21 октября 2204 года
Вернулось посольство. Вместе с ним прибыли две с лишним тысячи пассажиров Второго малого модуля, пожелавшие переселиться к нам. У места гибели модуля, в хорошо укрепленном, как рассказал нам Панкратов, поселении, остались в основном те, кто не пожелал покинуть могилы погибших в водах озера родственников и любимых.
На расширенном Соколе, в котором помимо обычных его членов участвовали лидеры общины второго модуля, говорили о будущем. Вадим Кондратьев, лейтенант ВКС, отвечавший за гравитационику Второго малого модуля, а сейчас возглавлявший уцелевших, предложил отправить разведывательные отряды на поиски Первого малого. Ему возразил Прохор Лапин, кратко объяснивший, что пешком далеко не уйдешь. Началось то, что в старину называли прениями.
В итоге Акка, как обычно, взяла все в свои руки, и в результате Сокол принял большинством голосов главные на ближайшее время задачи, вытекающие одна из другой: строительство дороги к поселению Второго малого модуля; для обеспечения безопасности этого строительства организация нескольких карательных экспедиций против хрустальных червей; для организации экспедиции налаживание массового производства защитного снаряжения и нового оружия; для их производства создание промышленно-сырьевой базы. С последнего пункта и предполагалось начать. Разумеется, все это не отменяло уже начатых проектов по строительству и развитию колонии. Мы обсудили и назначили ответственных, распределили полномочия. Меня отрядили в помощь к Шерхелю и Чжао – мы должны были вместе организовывать строительство металлургического завода. На этом секретарь Сокола Борчик закрыл заседание совета.
Китаец Чжао Жэнь, оказавшийся неожиданно высоким смуглым человеком с лицом, сморщенным, как сушеная слива, говорил мало и все время улыбался. Зигфрид Шерхель поначалу задрал нос и, когда показывал своему новому коллеге наши литейни, держался скованно и недружелюбно. Но постепенно компетентность китайца и его обширные познания растопили лед, и вскоре новоявленные управляющие не существующего пока завода уже разговаривали на своем тарабарском инженерно-научном языке, не очень-то понятном даже мне, не говоря уже о Цендорже.
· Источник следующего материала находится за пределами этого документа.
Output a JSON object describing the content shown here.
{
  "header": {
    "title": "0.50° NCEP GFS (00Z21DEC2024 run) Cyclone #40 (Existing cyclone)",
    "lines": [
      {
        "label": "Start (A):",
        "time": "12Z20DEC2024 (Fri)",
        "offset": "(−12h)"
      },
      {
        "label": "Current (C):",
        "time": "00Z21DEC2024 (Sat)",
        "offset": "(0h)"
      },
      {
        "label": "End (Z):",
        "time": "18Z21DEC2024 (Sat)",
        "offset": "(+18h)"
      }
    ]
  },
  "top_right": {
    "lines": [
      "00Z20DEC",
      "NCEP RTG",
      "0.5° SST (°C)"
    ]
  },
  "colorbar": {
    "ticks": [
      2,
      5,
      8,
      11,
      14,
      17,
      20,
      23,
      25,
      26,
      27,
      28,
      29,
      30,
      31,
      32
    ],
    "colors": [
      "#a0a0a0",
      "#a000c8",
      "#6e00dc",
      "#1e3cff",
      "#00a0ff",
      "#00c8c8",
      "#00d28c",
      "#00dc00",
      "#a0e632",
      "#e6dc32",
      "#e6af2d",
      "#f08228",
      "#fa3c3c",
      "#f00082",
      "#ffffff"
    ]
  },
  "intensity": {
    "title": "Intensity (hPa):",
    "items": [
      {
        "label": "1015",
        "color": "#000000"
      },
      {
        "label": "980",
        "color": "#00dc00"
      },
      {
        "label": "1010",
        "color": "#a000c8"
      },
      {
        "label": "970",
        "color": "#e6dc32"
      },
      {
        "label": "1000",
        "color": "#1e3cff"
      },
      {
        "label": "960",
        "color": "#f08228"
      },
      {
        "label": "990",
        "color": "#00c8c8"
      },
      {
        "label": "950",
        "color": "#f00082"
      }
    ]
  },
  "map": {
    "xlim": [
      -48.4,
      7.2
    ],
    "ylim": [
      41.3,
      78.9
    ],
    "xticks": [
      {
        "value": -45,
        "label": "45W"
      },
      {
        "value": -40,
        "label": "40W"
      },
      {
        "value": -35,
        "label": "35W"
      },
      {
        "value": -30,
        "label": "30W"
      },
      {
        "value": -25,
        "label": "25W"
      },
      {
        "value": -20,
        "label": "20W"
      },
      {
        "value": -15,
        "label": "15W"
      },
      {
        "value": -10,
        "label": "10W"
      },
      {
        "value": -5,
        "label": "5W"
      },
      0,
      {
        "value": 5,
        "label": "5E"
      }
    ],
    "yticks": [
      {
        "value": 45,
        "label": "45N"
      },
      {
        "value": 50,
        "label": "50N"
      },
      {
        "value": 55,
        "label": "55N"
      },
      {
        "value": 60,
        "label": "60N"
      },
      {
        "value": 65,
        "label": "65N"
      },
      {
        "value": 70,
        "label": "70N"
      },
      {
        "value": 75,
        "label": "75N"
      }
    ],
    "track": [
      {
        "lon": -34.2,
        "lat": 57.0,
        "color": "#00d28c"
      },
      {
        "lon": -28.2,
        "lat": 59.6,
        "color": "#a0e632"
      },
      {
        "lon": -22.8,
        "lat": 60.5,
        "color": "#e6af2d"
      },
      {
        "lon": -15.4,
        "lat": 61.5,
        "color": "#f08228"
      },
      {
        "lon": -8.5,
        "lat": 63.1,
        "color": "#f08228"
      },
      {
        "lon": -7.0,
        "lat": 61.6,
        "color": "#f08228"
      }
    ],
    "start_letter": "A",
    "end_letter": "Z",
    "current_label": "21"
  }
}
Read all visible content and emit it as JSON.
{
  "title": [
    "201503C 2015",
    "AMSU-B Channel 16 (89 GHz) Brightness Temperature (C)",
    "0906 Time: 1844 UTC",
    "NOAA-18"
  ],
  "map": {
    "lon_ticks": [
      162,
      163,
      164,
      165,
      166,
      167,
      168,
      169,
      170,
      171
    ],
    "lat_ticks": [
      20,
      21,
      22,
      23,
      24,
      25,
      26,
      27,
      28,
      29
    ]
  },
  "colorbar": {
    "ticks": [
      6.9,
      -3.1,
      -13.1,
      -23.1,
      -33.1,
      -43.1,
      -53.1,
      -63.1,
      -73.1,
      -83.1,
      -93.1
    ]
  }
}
К вечеру, оставив Шерхеля и Чжао корпеть над проектом будущего завода, я вместе с Игорем Макаровым, который стал у нас главным геологом колонии, прихватив Цендоржа, отправился к горам, что высились за лесом, – «поковырять здешние камешки», как выразился Игорь.
Горы эти, прозванные колонистами Медными, потому что именно там мы добывали самородную медь, по сути являлись отрогами исполинского хребта, грозно возвышающегося на горизонте, к югу от нашего плоскогорья. Склоны здесь густо поросли лесом, все той же вездесущей каменной сосной, хотя встречались и деревья других пород.
То и дело пересекая быстрые ручьи, которые где-то под пологом леса впадали в Безымянку, мы к сумеркам добрались до наших медных копей. Впрочем, назвать так несколько больших ям, вырытых на крутом склоне холма, можно было с большой натяжкой.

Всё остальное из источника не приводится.